Comment traverser ces périodes en douceur
La bonne nouvelle, c'est qu'une régression finit toujours par passer. Votre rôle n'est pas de « corriger » quelque chose, mais d'accompagner avec constance et tendresse.
- Gardez le cap sur le rituel du coucher. Un enchaînement stable et prévisible (bain, pyjama, histoire, câlin) rassure énormément un enfant traversé par le changement.
- Offrez du réconfort sans créer de nouvelles dépendances. Vous pouvez rassurer d'une main sur le dos, d'une voix douce, sans forcément reprendre systématiquement dans les bras ou instaurer le biberon de la nuit revenu.
- Vérifiez les besoins de sommeil. Une régression cache parfois un rythme devenu inadapté : sieste trop longue, coucher trop tardif qui crée une sur-fatigue, ou au contraire fenêtre d'éveil trop courte.

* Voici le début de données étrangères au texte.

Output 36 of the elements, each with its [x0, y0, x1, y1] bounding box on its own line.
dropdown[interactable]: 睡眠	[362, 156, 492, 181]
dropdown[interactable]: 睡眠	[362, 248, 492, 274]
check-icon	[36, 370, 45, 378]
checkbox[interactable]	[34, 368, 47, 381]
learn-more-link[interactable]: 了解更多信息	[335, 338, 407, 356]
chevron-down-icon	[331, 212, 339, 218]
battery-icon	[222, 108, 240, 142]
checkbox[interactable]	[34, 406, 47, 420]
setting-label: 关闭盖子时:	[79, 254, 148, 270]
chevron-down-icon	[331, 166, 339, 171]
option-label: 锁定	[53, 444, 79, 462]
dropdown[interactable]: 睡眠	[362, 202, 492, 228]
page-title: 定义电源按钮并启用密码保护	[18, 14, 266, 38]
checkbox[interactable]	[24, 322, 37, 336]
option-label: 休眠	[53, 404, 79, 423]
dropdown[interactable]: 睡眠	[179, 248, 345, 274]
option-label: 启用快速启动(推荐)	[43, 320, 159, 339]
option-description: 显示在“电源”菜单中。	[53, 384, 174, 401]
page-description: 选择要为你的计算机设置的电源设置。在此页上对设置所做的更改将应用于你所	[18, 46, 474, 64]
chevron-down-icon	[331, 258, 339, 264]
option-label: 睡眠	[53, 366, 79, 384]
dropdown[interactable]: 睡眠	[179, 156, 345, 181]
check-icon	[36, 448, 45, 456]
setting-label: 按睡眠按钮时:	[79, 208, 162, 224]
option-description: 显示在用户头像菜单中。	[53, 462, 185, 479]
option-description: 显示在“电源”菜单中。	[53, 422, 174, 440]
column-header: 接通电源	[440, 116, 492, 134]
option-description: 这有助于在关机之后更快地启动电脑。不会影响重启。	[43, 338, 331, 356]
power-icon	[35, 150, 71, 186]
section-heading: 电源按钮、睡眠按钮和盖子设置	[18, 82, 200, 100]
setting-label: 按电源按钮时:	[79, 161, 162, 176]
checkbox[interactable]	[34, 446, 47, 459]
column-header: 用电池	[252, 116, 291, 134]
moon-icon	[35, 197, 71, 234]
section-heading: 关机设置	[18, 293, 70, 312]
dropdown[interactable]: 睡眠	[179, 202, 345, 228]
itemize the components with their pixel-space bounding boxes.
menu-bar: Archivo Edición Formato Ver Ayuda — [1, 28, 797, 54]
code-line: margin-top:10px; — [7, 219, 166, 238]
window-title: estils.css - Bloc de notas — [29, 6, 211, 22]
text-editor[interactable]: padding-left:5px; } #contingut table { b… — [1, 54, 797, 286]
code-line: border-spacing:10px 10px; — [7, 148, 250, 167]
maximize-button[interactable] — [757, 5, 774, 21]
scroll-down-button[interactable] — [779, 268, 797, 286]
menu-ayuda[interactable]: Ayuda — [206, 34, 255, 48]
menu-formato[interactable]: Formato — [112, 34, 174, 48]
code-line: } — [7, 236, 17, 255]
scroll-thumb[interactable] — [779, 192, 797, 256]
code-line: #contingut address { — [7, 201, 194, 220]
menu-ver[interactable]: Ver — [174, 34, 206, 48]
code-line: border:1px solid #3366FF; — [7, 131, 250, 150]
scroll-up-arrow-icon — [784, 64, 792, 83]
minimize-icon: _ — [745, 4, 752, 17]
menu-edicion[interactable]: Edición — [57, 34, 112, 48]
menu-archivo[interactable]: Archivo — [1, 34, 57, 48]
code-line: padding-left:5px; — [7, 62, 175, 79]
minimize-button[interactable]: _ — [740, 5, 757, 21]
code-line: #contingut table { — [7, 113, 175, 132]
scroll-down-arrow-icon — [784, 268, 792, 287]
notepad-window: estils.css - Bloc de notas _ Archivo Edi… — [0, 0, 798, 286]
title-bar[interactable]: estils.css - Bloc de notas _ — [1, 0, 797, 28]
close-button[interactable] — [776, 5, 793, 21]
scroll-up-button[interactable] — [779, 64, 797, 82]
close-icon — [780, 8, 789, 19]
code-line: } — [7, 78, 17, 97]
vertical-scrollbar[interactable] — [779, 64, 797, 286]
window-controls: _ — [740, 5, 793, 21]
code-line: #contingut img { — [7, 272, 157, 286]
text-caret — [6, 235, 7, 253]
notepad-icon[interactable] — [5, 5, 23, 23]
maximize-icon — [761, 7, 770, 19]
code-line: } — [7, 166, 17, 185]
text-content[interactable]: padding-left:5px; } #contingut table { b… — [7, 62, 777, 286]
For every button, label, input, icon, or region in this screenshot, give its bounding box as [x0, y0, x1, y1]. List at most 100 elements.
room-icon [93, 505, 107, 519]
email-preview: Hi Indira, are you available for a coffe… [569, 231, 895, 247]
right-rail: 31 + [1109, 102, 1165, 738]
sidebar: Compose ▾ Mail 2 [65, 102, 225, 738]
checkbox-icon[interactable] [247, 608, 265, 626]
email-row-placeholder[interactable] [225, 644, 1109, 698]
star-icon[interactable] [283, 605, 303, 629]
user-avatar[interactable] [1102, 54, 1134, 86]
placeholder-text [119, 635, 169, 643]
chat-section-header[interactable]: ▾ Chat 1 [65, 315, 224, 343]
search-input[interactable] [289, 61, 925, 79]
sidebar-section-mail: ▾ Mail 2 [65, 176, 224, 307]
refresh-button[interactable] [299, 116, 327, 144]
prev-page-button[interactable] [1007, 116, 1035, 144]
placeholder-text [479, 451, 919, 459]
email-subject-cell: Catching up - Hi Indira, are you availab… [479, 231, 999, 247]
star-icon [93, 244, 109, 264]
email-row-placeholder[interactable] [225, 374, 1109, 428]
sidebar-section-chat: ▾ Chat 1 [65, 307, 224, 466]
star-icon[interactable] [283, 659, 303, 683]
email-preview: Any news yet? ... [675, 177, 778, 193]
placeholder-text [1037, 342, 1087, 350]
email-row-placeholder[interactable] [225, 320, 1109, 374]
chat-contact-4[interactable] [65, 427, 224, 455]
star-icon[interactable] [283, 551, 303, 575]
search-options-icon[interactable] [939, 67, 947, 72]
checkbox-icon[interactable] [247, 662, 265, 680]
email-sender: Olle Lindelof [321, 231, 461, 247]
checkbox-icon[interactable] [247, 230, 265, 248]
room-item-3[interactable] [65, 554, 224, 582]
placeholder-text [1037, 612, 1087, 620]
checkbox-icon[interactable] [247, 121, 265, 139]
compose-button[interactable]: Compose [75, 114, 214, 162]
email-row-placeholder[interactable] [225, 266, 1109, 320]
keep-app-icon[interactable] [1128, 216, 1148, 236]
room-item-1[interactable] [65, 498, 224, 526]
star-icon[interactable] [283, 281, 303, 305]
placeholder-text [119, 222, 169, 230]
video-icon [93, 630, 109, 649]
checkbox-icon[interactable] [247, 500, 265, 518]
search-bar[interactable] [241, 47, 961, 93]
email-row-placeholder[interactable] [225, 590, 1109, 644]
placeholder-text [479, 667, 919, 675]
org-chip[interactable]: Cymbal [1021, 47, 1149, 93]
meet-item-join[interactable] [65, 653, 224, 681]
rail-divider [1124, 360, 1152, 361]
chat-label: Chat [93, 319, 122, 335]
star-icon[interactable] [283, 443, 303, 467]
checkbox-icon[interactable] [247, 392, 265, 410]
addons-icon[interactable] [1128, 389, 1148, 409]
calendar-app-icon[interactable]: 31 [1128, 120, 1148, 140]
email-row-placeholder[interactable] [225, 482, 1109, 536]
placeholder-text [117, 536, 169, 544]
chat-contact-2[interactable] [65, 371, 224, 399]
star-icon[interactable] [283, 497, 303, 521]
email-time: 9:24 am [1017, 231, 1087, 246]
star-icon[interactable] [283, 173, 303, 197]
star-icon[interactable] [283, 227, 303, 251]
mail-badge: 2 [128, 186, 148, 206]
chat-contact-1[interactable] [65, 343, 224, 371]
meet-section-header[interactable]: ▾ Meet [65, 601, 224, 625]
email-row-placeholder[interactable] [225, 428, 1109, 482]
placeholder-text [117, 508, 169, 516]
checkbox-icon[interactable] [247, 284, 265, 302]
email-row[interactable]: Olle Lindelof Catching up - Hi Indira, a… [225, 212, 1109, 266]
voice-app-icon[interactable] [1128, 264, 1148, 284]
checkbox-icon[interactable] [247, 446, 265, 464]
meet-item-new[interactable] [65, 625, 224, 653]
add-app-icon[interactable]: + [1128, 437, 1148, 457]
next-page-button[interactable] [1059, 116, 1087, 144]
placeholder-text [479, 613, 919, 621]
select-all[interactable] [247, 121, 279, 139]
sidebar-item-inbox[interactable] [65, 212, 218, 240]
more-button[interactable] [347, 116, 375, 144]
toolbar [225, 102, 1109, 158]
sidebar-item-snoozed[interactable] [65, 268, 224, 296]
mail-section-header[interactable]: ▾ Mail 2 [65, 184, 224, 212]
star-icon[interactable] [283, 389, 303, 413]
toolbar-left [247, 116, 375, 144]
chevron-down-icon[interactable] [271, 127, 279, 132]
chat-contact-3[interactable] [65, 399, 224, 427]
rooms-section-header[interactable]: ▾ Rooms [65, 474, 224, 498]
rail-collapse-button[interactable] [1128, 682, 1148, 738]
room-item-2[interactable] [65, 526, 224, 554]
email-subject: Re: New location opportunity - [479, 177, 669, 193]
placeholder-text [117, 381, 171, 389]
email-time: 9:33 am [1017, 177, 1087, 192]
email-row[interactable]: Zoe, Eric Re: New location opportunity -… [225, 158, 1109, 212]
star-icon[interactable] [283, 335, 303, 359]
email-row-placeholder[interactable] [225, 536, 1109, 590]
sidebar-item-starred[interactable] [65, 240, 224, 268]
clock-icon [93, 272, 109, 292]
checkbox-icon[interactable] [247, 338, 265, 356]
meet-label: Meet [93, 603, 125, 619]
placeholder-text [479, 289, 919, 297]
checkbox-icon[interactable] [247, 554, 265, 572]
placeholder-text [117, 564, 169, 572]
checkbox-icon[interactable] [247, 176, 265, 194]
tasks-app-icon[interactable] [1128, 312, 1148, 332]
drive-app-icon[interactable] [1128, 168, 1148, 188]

- Nommez les émotions. Dès 18 mois, mettre des mots aide : « Tu ne veux pas que je parte, je comprends. Je reste tout près, puis je reviendrai te voir. »
- Prenez soin de vous. Ces semaines sont épuisantes. Relayez-vous avec votre partenaire, allégez le reste quand c'est possible.
Il n'est jamais question de laisser un jeune enfant pleurer seul de façon prolongée. L'approche douce consiste à rester présent, à réduire progressivement votre intervention, au rythme que votre enfant peut suivre.
Un mot sur l'environnement de sommeil
Si votre enfant dort encore dans un lit à barreaux, profitez de cette période pour vérifier la sécurité : matelas ferme, gigoteuse adaptée à sa taille, chambre tempérée autour de 18-20°C, et un lit dégagé de coussins ou objets encombrants. Un environnement stable et sécurisant est un allié précieux quand tout le reste bouge.
Quand consulter
Une régression est bénigne par nature. Parlez-en toutefois à votre médecin ou pédiatre si les troubles s'accompagnent de fièvre, de douleurs, d'une perte d'appétit marquée, d'un changement inhabituel de comportement, ou s'ils se prolongent bien au-delà de quelques semaines. Un avis professionnel permet d'écarter une cause médicale et de vous rassurer.
Garder confiance
Une régression du sommeil n'efface pas les acquis. Dès que l'étape de développement est digérée, la plupart des enfants retrouvent naturellement leurs repères nocturnes, souvent en ayant appris quelque chose de nouveau au passage. Votre constance bienveillante est le fil rouge qui les aide à retrouver le chemin d'un sommeil apaisé.